President Biden has raced too far and too fast in reshaping the federal government on immigration, the environment and other policies, leaving himself open to serious legal challenges, said West Virginia Attorney General Patrick Morrisey.
Mr. Morrisey will be at the Supreme Court on Monday. His team will argue a case that could determine whether the Environmental Protection Agency, which is part of the executive branch of government, can claim the power to “decarbonize” the U.S. economy without an explicit grant of power from Congress.
“Our case is about a very simple proposition. We think when a federal agency wants to take action and regulate on a matter of major economic, political or social significance, it needs to obtain a clear statement from Congress about the nature of its authority,” Mr. Morrisey told Washington Times columnist Michael McKenna in an exclusive interview. “That most definitely did not happen with respect to EPA’s effort to unilaterally decarbonize.”
Mr. Morrisey is among a group of Republican attorneys general besieging the Biden administration with legal cases.
“This is a target-rich environment,” Mr. Morrisey said. “We are incredibly busy taking on President Biden’s overreach.”
The Republican attorneys general have had a successful run so far by blocking some of Mr. Biden’s attempts to roll back Trump-era immigration policies and helping derail some of his vaccine mandate policies.
They also have won a ruling against a provision that Mr. Biden signed into law in last year’s coronavirus relief package purporting to tell states that they can’t use federal pandemic money to give their residents tax breaks.

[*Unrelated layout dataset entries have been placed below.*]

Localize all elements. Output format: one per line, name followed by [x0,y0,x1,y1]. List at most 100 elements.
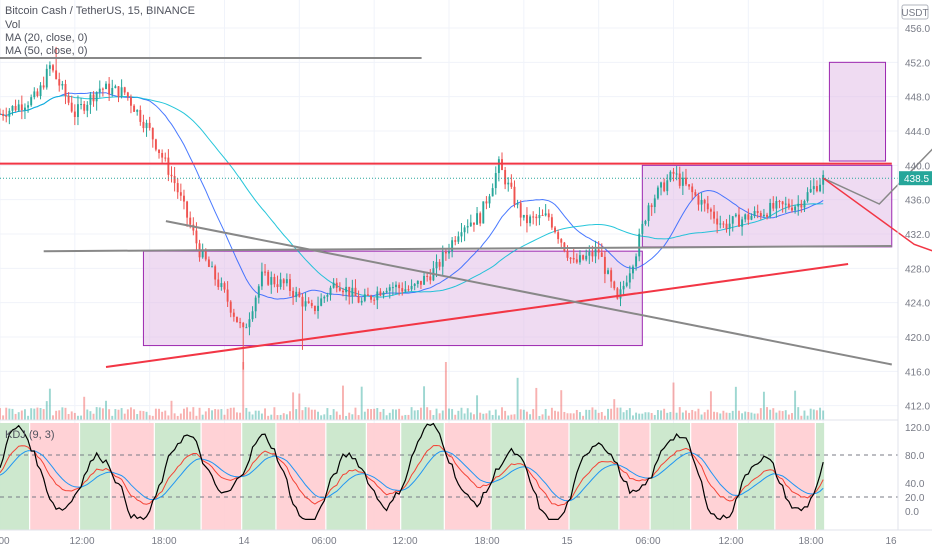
time-tick-label: 18:00 [474,536,499,547]
candle-body [644,220,647,224]
candle-body [685,177,687,185]
oscillator-zone [30,423,79,530]
oscillator-zone [401,423,444,530]
current-price-label: 438.5 [904,174,929,185]
volume-bar [70,411,73,420]
volume-bar [441,410,444,420]
volume-bar [638,413,641,420]
volume-bar [217,409,220,420]
candle-body [126,92,129,98]
volume-bar [142,411,145,420]
candle-body [123,87,126,93]
volume-bar [529,414,532,420]
candle-body [738,214,740,227]
time-tick-label: 12:00 [69,536,94,547]
candle-body [578,255,581,263]
volume-bar [173,413,176,420]
candle-body [332,282,335,288]
gray-line[interactable] [165,220,892,366]
osc-tick-label: 120.0 [905,423,930,434]
red_arrow-line[interactable] [822,177,932,298]
price-tick-label: 424.0 [905,299,930,310]
candle-body [298,291,301,297]
volume-bar [756,413,759,420]
range-box[interactable] [828,61,887,162]
candle-body [513,186,516,205]
candle-body [388,287,391,291]
candle-body [342,290,344,293]
volume-bar [769,409,772,420]
volume-bar [685,410,687,420]
volume-bar [669,411,672,420]
candle-body [550,217,553,228]
volume-bar [538,415,541,420]
currency-badge-label: USDT [901,8,928,19]
volume-bar [111,415,114,420]
range-box[interactable] [641,164,893,248]
candle-body [307,301,310,304]
price-tick-label: 428.0 [905,264,930,275]
time-tick-label: 00 [0,536,10,547]
candle-body [616,288,619,299]
candle-body [270,277,273,285]
candle-body [183,195,185,202]
candle-body [139,109,142,122]
volume-bar [323,414,326,420]
volume-bar [48,388,51,420]
candle-body [516,203,519,205]
oscillator-zone [0,423,30,530]
time-tick-label: 12:00 [718,536,743,547]
candle-body [741,219,744,227]
candle-body [451,240,454,252]
volume-bar [139,410,142,420]
candle-body [706,203,709,210]
volume-bar [39,407,42,420]
candle-body [220,283,223,288]
volume-bar [382,409,385,420]
candle-body [313,305,316,312]
candle-body [566,250,569,258]
volume-bar [600,412,603,420]
candle-body [585,255,588,260]
candle-body [55,70,58,80]
candle-body [192,224,195,231]
volume-bar [126,409,129,420]
candle-body [731,216,734,224]
gray_arrow-line[interactable] [822,67,932,205]
oscillator-zone [650,423,691,530]
candle-body [719,223,722,225]
candle-body [419,280,422,285]
candle-body [254,297,257,312]
currency-badge[interactable]: USDT [901,4,929,20]
candle-body [794,206,797,211]
price-tick-label: 440.0 [905,161,930,172]
volume-bar [787,414,790,420]
volume-bar [232,407,235,420]
volume-bar [260,413,263,420]
volume-bar [398,408,401,420]
candle-body [569,257,572,259]
volume-bar [566,413,569,420]
red-line[interactable] [105,263,849,368]
candle-body [479,213,482,224]
candle-body [647,205,650,221]
volume-bar [650,413,653,420]
candle-body [338,288,341,291]
candle-body [207,259,210,267]
trend-lines[interactable] [0,57,932,368]
candle-body [170,174,173,177]
volume-bar [448,408,450,420]
volume-bar [482,413,485,420]
candle-body [95,92,98,102]
volume-bar [504,410,507,420]
candle-body [201,249,204,258]
candle-body [17,104,20,111]
candle-body [641,223,644,234]
oscillator-background [0,423,898,530]
candle-body [89,94,92,105]
candle-body [92,94,95,102]
candle-body [8,110,11,117]
gray-line[interactable] [43,245,892,253]
candle-body [45,68,48,88]
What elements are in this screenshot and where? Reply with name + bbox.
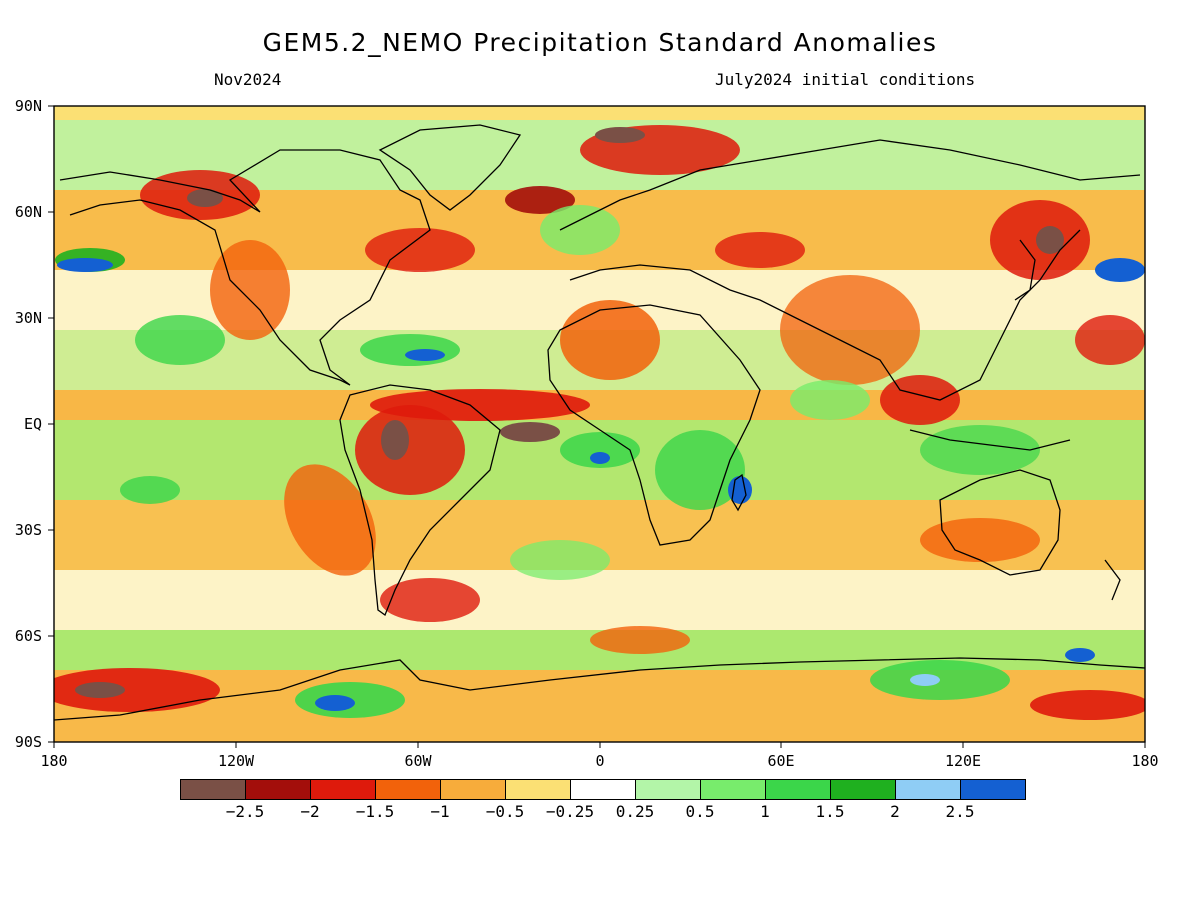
lat-label-60n: 60N bbox=[14, 203, 42, 221]
colorbar-swatch bbox=[635, 779, 701, 800]
colorbar-swatch bbox=[310, 779, 376, 800]
axis-ticks bbox=[48, 105, 1146, 748]
colorbar-label: −0.5 bbox=[485, 802, 525, 821]
forecast-month: Nov2024 bbox=[214, 70, 282, 89]
lon-label-0: 0 bbox=[595, 752, 605, 770]
colorbar-label: −0.25 bbox=[545, 802, 595, 821]
colorbar-label: 2 bbox=[890, 802, 900, 821]
colorbar-swatch bbox=[765, 779, 831, 800]
coastlines bbox=[54, 124, 1145, 721]
colorbar-label: −2 bbox=[300, 802, 320, 821]
lon-label-60w: 60W bbox=[404, 752, 432, 770]
colorbar-swatch bbox=[245, 779, 311, 800]
map-title: GEM5.2_NEMO Precipitation Standard Anoma… bbox=[262, 28, 938, 57]
colorbar-swatch bbox=[180, 779, 246, 800]
lat-label-60s: 60S bbox=[14, 627, 42, 645]
colorbar-label: 1.5 bbox=[815, 802, 845, 821]
lat-label-90s: 90S bbox=[14, 733, 42, 751]
colorbar-label: −2.5 bbox=[225, 802, 265, 821]
lon-label-120e: 120E bbox=[944, 752, 982, 770]
anomaly-fields bbox=[54, 106, 1145, 742]
colorbar-swatch bbox=[570, 779, 636, 800]
colorbar-swatch bbox=[830, 779, 896, 800]
lat-label-30s: 30S bbox=[14, 521, 42, 539]
colorbar-label: 0.25 bbox=[615, 802, 655, 821]
colorbar-swatch bbox=[440, 779, 506, 800]
lon-label-180e: 180 bbox=[1131, 752, 1159, 770]
colorbar-swatch bbox=[375, 779, 441, 800]
anomaly-map bbox=[48, 105, 1146, 748]
lat-label-30n: 30N bbox=[14, 309, 42, 327]
colorbar-swatch bbox=[700, 779, 766, 800]
lon-label-120w: 120W bbox=[217, 752, 255, 770]
colorbar-label: 2.5 bbox=[945, 802, 975, 821]
colorbar-label: −1 bbox=[430, 802, 450, 821]
colorbar-label: 1 bbox=[760, 802, 770, 821]
colorbar-swatch bbox=[505, 779, 571, 800]
lon-label-60e: 60E bbox=[767, 752, 795, 770]
colorbar-label: −1.5 bbox=[355, 802, 395, 821]
initial-conditions: July2024 initial conditions bbox=[715, 70, 976, 89]
colorbar-swatch bbox=[895, 779, 961, 800]
colorbar-label: 0.5 bbox=[685, 802, 715, 821]
lat-label-eq: EQ bbox=[23, 415, 42, 433]
lon-label-180w: 180 bbox=[40, 752, 68, 770]
lat-label-90n: 90N bbox=[14, 97, 42, 115]
colorbar-swatch bbox=[960, 779, 1026, 800]
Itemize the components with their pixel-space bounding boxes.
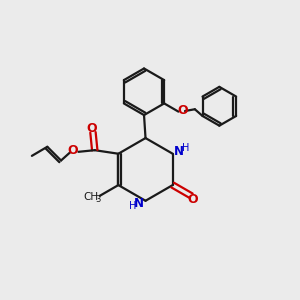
Text: H: H bbox=[129, 201, 136, 211]
Text: O: O bbox=[86, 122, 97, 135]
Text: O: O bbox=[177, 103, 188, 117]
Text: 3: 3 bbox=[96, 195, 101, 204]
Text: H: H bbox=[182, 143, 190, 153]
Text: O: O bbox=[188, 193, 198, 206]
Text: O: O bbox=[68, 144, 78, 157]
Text: N: N bbox=[174, 145, 184, 158]
Text: N: N bbox=[134, 197, 144, 210]
Text: CH: CH bbox=[84, 192, 99, 202]
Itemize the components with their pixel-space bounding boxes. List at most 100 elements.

“It feels like the administration was trying to target red states because red states are, historically, looking to lower taxes,” Mr. Morrisey said. “If you insert a provision to prevent states from lowering taxes, that’s not right.”
He said it was “a classic case of how AGs can step up and block this sort of absurd federal overreach.”
Mr. Morrisey said the president’s handling of immigration and the southern border has been his “most miserable failure.”
Fentanyl is pouring over the border, with cartels feeding the supply deep into America’s heartland, and West Virginia is suffering, the attorney general said.
“People are dying because of his ineptitude,” he said.
West Virginia sued the Biden administration last summer over fentanyl, demanding more action to shut down a porous border.
Yet it’s the case involving the EPA that could define Mr. Morrisey’s battles with the Biden administration.
It is one of several challenges the Supreme Court is hearing this term over the broad powers of the executive branch and what sort of deference courts should give agencies in carrying out laws that Congress enacts.
Mr. Morrisey contends that Congress should speak on big questions. If the legislative branch hasn’t issued explicit goals and instructions, then the EPA and other federal agencies shouldn’t be allowed to piece together authorities to tackle significant issues such as climate change.
“There are some narrow areas where the EPA does have the ability to regulate, but what we saw out of the Obama administration and what we are seeing out of the Biden administration is that they want to take that more narrow authority and go very far with it, even though the statute does not justify it,” the attorney general said.
Now in his 10th year as West Virginia’s legal defender, Mr. Morrisey appears to have a good shot at either the state’s governorship or a U.S. Senate seat.
He has served in Washington before, handling health care matters as an attorney for the House Energy and Commerce Committee.
While studying at Rutgers University, he worked as a tennis umpire on the men’s professional circuit. He even worked the finals of the U.S. Open.